Escondido styles its question in a somewhat more narrow fashion than much of the case law that has developed under a statute that was clearly intended to protect the interests of shopping center owners. See, e.g., 1984 U.S.Code Cong. & Admin.News 576, 598-600. Whether cause for extending the time within which the debtor must assume or reject under § 365(d) (4) exists is admittedly a mixed question of law and fact. See Theatre Holding Corp. v. Mauro, 681 F.2d 102, 105 (2d Cir. 1982). In making such a determination, courts generally examine a number of factors, including:

 
(1) Whether the lease is the primary asset of the debtor;
 
*117 (2) Whether the lessor has a reversionary interest in the building built by the debtor on the landlord's land;
 
(3) Whether the debtor has had time to intelligently appraise its financial situation and potential value of its assets in terms of the formulation of a plan;
 
(4) Whether the lessor continues to receive rental payments and whether the debtor fails to pay the rent reserved in the lease;
 
(5) Whether the lessor will be damaged beyond compensation available under the Bankruptcy Code due to the debtor's continued occupation;
 
(6) Whether the case is exceptionally complex and involves a large number of leases;
 
(7) Whether need exists for judicial determination of whether the lease is a disguised security agreement;
 
(8) Whether the debtor has failed or is unable to formulate a plan when it has had more than enough time to do so; and
 
(9) Any other factors bearing on whether the debtor has had a reasonable amount of time to decide to assume or reject the lease.

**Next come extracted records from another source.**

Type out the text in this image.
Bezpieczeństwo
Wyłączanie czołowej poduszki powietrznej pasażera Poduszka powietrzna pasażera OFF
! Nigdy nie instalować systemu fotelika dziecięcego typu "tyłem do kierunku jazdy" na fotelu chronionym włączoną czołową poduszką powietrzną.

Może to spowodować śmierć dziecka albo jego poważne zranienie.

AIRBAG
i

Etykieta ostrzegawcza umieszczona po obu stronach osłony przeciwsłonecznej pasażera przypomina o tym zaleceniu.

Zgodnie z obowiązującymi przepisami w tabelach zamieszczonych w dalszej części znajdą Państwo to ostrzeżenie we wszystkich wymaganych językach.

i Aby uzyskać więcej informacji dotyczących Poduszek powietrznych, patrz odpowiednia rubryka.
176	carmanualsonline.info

In re Muir Training Technologies, Inc., 120 B.R. 154, 158-59 (Bankr.S.D.Cal.1990); see also In re Victoria Station Inc., 88 B.R. 231, 236 (Bankr. 9th Cir.1988), aff'd, 875 F.2d 1380 (9th Cir.1989); In re S & M Food Services, Inc., 117 B.R. 497, 498 (Bankr.E.D.Mo.1990); In re Babylon Limited Partnership, 76 B.R. 270, 274-75 (Bankr.S.D.N.Y.1987); In re Wedtech Corp., 72 B.R. 464, 471-72 (Bankr.S.D.N.Y. 1987); cf. Theatre Holding, 681 F.2d at 105-06.

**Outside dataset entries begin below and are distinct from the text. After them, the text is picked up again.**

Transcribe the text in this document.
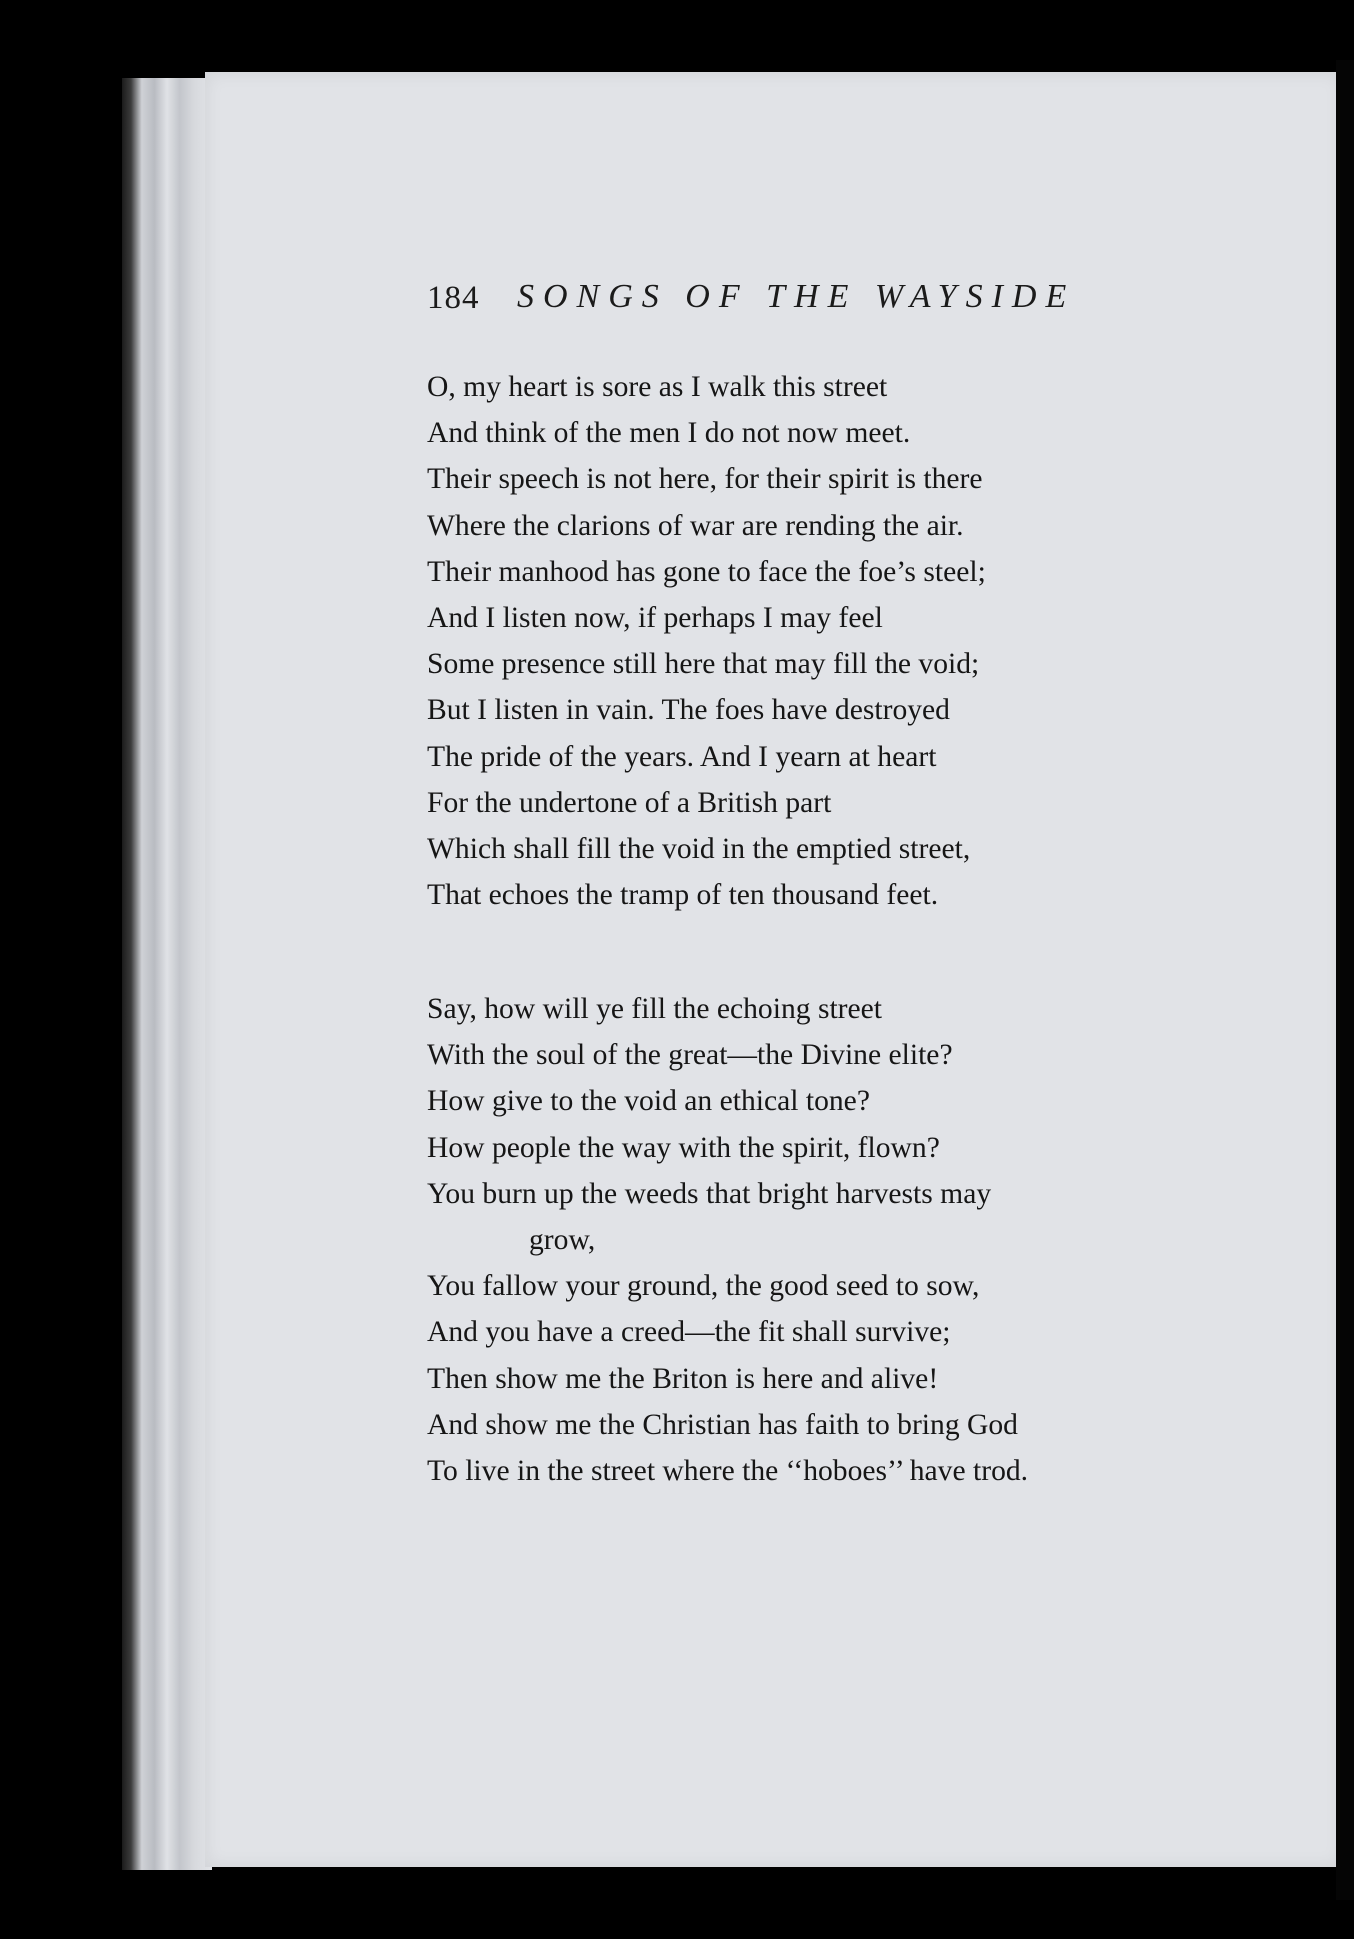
184 SONGS OF THE WAYSIDE
O, my heart is sore as I walk this street
And think of the men I do not now meet.
Their speech is not here, for their spirit is there
Where the clarions of war are rending the air.
Their manhood has gone to face the foe’s steel;
And I listen now, if perhaps I may feel
Some presence still here that may fill the void;
But I listen in vain. The foes have destroyed
The pride of the years. And I yearn at heart
For the undertone of a British part
Which shall fill the void in the emptied street,
That echoes the tramp of ten thousand feet.
Say, how will ye fill the echoing street
With the soul of the great—the Divine elite?
How give to the void an ethical tone?
How people the way with the spirit, flown?
You burn up the weeds that bright harvests may
grow,
You fallow your ground, the good seed to sow,
And you have a creed—the fit shall survive;
Then show me the Briton is here and alive!
And show me the Christian has faith to bring God
To live in the street where the ‘‘hoboes’’ have trod.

Escondido suggests that only a couple of factors, favoring the lessor, are relevant to § 365(d) (4). Those courts that have considered the question fully, however, have uniformly adopted a more balanced list of factors. The factors put forth by Escondido are generally within this list, and there seems to be little, if any, dispute concerning these factors in the case law. Escondido has therefore failed to establish that a controlling question of law is at issue over which there is a substantial ground for difference of opinion.

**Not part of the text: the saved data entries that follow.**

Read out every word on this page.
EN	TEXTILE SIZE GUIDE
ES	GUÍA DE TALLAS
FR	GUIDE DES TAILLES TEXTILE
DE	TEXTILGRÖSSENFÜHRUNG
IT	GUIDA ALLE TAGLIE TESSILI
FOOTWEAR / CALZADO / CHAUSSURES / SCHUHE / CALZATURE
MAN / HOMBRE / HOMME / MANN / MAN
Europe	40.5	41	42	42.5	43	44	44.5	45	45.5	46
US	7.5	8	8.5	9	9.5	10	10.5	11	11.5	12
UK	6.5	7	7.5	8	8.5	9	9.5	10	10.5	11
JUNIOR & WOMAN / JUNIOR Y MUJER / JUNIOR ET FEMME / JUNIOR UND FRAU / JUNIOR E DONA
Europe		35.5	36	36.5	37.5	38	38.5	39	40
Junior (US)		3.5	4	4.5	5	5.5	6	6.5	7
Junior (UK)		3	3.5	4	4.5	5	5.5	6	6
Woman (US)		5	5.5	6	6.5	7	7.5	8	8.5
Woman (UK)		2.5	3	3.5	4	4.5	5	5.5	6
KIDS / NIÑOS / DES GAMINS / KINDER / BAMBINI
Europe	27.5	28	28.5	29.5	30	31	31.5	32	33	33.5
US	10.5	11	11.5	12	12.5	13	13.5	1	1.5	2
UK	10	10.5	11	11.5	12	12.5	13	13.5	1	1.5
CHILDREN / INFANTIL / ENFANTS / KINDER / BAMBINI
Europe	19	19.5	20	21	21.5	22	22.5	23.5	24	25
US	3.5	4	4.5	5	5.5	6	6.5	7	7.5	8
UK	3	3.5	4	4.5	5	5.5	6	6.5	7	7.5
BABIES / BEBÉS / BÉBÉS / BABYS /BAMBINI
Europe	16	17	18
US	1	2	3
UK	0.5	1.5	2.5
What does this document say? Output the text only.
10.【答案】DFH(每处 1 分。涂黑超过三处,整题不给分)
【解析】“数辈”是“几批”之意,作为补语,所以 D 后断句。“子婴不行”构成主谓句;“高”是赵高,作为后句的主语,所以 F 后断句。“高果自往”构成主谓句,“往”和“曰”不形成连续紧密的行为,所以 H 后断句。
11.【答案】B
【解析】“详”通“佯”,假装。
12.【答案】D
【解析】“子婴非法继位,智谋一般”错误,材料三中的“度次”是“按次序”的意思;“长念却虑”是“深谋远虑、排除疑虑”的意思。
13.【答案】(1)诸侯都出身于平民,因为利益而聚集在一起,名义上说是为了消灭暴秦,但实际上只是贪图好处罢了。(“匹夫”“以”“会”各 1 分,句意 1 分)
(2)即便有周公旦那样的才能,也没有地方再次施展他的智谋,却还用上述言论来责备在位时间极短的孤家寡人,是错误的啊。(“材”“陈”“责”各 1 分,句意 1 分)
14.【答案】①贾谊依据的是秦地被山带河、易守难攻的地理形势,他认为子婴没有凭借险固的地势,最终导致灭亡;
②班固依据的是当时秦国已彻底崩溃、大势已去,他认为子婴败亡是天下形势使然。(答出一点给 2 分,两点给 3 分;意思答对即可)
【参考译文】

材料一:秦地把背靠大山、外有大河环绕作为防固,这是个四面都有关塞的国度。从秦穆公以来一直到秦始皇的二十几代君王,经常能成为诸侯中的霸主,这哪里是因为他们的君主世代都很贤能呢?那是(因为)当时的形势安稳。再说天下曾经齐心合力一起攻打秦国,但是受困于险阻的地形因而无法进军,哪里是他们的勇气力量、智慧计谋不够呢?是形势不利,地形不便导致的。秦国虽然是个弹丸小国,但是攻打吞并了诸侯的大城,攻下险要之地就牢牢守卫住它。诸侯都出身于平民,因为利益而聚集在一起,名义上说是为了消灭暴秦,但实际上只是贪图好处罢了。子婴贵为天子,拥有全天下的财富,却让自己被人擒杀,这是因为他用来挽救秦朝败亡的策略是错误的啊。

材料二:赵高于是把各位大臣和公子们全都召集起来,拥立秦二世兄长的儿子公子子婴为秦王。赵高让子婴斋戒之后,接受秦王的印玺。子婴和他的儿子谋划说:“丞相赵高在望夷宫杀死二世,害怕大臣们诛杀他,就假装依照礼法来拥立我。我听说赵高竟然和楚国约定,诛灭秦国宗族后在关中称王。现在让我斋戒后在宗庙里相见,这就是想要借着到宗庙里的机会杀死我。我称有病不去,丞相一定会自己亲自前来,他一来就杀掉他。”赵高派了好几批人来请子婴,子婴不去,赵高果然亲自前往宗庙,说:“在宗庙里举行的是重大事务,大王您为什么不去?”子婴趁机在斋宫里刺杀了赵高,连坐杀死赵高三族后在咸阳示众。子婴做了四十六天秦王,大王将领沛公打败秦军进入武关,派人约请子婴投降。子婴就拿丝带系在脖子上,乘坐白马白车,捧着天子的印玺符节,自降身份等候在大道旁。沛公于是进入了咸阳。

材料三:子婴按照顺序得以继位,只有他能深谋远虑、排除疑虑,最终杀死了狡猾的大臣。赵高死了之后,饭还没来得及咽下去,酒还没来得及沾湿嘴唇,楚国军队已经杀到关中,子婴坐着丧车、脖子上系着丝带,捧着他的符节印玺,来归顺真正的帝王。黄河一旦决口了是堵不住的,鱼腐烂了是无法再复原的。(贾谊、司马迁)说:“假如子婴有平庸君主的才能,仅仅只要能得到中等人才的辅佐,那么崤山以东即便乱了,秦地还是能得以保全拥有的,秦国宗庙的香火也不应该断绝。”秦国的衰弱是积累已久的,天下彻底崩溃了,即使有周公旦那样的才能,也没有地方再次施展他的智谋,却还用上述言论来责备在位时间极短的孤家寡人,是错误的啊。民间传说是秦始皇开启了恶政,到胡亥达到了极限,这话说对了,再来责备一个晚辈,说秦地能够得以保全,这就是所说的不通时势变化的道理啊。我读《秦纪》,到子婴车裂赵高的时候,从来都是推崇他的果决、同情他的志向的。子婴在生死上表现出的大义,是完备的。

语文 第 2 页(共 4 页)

Escondido has, however, established that this proceeding involves an "exceptional circumstance" justifying immediate review. See In re Johns-Manville, 47 B.R. at 961. Escondido argues, and the Court agrees, that the Bankruptcy Court failed to weigh the above factors properly, in light of the lessors' concerns set forth at the September 5 hearing. Instead of examining the evidence presented by those who objected to the extension to determine if cause existed, the court stated that it would not "focus simply on one lease at a time." Transcript 127. The focus on Best's desire to formulate and test its business plan at the expense of the shopping center owners, and without a proper consideration of their concerns, is improper under § 365(d) (4).

Therefore, Escondido's motion for leave for appeal is granted. The appeal is remanded to the Bankruptcy Court for further factual findings and a weighing of the above factors in a manner not inconsistent with this opinion.

Conclusion

For the reasons set forth above, leave for Escondido to appeal from the Bankruptcy Court's extension of the time within which Best may assume or reject its lease with Escondido is granted. The appeal is remanded for proceedings consistent with this opinion.

It is so ordered.

NOTES

[1] At a hearing on the extension order at issue, Escondido's trustee and managing agent stated that the lease expired in 1995, with "four or five year options." Transcript 76 (Sept. 5, 1991).